Ganz anders ergeht es einem da mit den spröden Zeichnungen der heute
weitgehend vergessenen Clivia Vorrath: Die Gründerin der Hamburger
Produzentengalerie, geboren 1947, setzt immer wieder eine filigrane Figur
an einen stilisierten Tisch, umgeben von massigen, schwarzen Blöcken – ein
Verweis auf ihre eigene schwere Alkoholsucht, aus der es offenbar kein
Entrinnen gab. Nach einem Unfall lag Vorrath sieben Jahre lang im Koma, ehe
sie 1989 verstarb.
Was aber allein schon den Besuch der Ausstellung lohnt: ein abgedunkelter
Raum im zweiten Stock des Kunsthauses, darin eine Leinwand für anderthalb
Stunden Filme und Videos.

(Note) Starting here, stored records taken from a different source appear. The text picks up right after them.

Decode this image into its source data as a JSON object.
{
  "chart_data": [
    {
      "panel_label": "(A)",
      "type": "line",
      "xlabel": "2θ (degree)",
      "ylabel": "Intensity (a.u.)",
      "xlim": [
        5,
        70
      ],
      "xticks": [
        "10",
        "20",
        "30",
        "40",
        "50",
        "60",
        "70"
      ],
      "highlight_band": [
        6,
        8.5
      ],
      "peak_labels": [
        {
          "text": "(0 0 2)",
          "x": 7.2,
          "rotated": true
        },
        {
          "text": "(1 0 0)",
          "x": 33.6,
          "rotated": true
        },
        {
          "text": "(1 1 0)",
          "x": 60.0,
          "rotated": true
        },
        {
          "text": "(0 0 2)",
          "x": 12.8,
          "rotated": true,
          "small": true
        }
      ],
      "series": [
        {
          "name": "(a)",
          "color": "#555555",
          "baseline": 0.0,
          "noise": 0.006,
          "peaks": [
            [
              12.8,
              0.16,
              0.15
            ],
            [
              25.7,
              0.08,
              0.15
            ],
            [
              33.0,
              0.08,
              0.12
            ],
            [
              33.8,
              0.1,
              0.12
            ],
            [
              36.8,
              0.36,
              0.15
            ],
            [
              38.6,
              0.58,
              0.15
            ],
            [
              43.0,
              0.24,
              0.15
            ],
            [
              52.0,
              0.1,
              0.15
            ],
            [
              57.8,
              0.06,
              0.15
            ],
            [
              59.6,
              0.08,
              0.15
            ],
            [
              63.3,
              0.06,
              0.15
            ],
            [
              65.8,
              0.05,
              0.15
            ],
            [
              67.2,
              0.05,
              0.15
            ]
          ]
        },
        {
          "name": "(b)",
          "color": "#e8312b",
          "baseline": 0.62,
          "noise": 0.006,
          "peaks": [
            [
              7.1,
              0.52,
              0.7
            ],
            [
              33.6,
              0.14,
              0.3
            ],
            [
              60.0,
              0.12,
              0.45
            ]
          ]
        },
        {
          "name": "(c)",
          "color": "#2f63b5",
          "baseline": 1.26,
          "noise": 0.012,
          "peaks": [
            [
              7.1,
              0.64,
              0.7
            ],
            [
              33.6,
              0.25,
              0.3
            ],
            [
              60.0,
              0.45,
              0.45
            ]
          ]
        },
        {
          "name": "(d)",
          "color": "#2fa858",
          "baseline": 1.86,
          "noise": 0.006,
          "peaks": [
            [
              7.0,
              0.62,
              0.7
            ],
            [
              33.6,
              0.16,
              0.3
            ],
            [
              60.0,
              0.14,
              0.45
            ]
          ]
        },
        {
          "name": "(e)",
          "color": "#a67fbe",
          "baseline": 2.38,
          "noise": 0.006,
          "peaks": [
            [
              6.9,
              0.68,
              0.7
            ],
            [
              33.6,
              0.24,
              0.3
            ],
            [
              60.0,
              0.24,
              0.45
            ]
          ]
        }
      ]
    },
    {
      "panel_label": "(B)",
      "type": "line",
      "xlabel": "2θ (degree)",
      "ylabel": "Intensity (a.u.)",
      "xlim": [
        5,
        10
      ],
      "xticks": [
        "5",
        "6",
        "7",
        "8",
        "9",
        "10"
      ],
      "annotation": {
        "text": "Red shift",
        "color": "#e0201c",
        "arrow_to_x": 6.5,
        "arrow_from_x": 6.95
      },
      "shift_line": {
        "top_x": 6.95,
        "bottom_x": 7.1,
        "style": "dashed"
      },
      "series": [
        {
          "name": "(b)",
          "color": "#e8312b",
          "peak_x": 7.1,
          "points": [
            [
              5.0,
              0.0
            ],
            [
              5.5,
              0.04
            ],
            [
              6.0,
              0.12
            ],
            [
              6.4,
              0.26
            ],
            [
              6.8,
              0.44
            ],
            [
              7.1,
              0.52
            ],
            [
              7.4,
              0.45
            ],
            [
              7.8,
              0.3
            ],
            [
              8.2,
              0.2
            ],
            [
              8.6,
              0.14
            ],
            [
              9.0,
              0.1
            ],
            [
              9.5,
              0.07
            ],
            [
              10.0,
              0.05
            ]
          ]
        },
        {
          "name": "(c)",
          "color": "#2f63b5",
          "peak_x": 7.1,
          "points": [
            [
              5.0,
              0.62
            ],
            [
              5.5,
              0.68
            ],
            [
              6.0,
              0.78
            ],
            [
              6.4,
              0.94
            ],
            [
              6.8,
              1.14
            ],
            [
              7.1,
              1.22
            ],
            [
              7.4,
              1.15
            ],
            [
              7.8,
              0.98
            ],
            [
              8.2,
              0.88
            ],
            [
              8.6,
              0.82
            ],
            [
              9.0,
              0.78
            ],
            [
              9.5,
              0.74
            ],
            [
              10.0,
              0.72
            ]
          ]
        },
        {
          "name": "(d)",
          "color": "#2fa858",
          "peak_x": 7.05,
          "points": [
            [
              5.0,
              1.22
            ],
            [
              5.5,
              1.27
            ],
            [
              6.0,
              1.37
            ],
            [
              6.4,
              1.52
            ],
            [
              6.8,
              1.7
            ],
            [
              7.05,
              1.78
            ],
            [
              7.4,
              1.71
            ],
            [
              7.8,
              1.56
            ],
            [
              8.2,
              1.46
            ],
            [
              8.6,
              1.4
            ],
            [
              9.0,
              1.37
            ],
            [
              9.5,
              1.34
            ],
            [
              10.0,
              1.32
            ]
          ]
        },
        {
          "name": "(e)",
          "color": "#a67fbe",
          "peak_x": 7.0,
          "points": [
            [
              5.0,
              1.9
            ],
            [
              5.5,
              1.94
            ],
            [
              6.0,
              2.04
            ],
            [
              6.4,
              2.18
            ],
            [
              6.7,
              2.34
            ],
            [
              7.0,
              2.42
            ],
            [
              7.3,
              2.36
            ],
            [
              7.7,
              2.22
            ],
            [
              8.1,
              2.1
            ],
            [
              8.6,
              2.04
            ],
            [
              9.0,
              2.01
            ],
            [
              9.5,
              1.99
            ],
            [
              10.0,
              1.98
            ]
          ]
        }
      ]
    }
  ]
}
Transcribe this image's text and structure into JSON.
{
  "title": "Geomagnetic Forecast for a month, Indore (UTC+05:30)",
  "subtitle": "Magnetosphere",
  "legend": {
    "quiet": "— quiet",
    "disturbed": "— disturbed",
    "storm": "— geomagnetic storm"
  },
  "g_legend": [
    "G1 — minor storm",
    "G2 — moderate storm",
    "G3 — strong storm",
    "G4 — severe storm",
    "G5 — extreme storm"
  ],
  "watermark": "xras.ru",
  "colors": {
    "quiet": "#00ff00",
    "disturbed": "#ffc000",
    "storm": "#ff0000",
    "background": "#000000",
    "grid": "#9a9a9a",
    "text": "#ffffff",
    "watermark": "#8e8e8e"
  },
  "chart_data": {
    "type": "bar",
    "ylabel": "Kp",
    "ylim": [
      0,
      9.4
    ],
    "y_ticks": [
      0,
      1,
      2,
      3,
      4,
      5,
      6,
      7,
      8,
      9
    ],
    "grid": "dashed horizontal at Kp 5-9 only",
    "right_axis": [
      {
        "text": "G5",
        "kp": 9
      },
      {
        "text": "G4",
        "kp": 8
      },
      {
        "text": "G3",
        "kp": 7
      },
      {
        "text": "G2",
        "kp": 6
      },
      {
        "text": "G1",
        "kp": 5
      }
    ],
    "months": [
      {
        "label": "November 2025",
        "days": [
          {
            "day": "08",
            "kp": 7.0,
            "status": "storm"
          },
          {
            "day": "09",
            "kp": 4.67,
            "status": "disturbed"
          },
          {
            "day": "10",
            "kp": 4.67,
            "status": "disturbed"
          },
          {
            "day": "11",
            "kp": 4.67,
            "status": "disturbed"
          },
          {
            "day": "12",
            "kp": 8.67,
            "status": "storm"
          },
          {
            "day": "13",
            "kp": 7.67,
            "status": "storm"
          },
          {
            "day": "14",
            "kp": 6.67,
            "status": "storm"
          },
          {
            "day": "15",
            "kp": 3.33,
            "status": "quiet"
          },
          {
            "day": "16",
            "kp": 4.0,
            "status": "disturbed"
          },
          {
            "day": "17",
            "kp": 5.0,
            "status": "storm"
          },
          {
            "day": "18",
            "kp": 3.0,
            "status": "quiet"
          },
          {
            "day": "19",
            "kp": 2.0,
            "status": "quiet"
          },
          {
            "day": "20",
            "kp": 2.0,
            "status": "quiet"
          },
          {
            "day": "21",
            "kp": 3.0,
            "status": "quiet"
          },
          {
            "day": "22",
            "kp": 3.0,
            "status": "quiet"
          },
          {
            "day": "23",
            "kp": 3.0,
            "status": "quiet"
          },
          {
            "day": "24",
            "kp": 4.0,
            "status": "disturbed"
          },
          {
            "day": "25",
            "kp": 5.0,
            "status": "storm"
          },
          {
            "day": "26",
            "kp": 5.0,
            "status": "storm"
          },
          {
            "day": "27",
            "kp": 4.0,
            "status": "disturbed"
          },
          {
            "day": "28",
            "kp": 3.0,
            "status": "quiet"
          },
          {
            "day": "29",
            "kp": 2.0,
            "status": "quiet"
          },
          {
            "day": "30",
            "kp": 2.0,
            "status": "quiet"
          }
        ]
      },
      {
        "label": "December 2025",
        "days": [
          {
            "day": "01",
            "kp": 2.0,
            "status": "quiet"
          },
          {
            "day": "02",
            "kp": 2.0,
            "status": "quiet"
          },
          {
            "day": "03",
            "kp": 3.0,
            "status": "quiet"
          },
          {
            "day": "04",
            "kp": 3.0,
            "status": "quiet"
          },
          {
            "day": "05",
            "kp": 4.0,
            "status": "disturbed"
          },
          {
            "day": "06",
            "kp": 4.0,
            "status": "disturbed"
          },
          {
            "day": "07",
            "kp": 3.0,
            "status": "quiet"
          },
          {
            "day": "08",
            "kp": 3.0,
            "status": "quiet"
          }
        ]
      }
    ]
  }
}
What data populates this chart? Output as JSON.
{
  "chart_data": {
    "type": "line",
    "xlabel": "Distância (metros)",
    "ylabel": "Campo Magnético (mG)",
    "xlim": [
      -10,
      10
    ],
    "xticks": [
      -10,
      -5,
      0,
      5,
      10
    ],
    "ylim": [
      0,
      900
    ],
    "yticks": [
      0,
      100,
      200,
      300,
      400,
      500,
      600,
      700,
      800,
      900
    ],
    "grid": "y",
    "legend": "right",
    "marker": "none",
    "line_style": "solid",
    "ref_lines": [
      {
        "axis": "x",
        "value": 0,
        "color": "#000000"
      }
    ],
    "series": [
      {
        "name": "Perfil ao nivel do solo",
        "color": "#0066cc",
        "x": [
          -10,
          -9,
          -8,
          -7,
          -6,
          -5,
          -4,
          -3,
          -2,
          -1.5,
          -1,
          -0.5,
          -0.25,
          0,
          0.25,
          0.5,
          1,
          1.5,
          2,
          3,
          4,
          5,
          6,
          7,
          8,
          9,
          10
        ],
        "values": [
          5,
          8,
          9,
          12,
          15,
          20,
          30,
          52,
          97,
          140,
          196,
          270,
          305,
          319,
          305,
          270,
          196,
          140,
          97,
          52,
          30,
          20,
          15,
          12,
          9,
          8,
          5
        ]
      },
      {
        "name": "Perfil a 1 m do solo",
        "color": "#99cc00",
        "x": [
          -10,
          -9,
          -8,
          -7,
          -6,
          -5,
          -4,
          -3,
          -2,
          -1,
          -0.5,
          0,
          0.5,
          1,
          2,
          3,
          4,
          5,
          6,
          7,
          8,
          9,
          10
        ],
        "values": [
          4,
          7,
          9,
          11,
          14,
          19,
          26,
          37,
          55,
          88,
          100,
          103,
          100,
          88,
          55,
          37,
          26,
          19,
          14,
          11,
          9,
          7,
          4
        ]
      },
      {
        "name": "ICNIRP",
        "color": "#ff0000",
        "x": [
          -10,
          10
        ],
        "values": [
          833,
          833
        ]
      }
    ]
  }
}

Was da zu sehen ist, erzählt nicht nur vom
bewegten Bild als Versuchsfeld für die Ich-Erkundung, es lässt uns die
Erschaffer auch sehr viel näher kommen als die gemalten Bilder.
Nehmen wir etwa das Videoporträt von Anna Oppermann: Die Künstlerin sitzt
inmitten einer ihrer raumgreifenden Installationen und beginnt ihre
Arbeitsweise zu erklären. Dass sie Zeichnungen und Fotos nachzeichnet,
wiederum abfotografiert und hinzufügt, um nicht enden wollende
Bilder-Landschaften zu kreieren, speise sich aus ihrer Unfähigkeit, sagt
sie, ein einzelnes Bild zufriedenstellend malen zu können. Aus dem
Scheitern wird also Gelingen, wenn man sich das Scheitern nur selbst
eingesteht: „Ich zeichne nicht, um eine gute Zeichnung zu machen, sondern
um in einen gewissen Zustand zu kommen.“ Zwischendurch schaut Oppermann
verlegen auf ihre Fingernägel, verliert den Faden, fragt nach, was
eigentlich die Frage war.
Mit Pfeil und Bogen ging Christian Jankowski 1992 einkaufen, in einem
„Plus“-Supermarkt in Hamburg-Ottensen, und in dem daraus entstandenen Video
braucht er gerade mal eine Minute und elf Sekunden, um den Topos vom Mann
als Jäger ad absurdum zu führen.
Wirklich beeindruckend ist ein Video mit dem Performancekünstler Boris
Nieslony; der lebt zwar seit Längerem in Köln, studierte aber in Hamburg
und gründete 1977 dort auch das selbstverwaltete „Künstlerhaus in der
Weidenallee“ mit. Mit ruhiger, kraftvoller Stimme erzählt der 1945 Geborene
aus dem Off aus seinem Leben: Wie aus dem Heimkind, das er mit zwei Jahren
wurde, das immer wieder verprügelt wurde, das abhaute und eingefangen wurde
und das so um sein Leben und seine Autonomie kämpfte, dann doch ein in sich
ruhender Künstler wurde.
Zwischendurch sieht man ihm beim Ordnen seiner Materialien in seinem
Atelier und bei der einen und anderen Performance im öffentlichen Raum.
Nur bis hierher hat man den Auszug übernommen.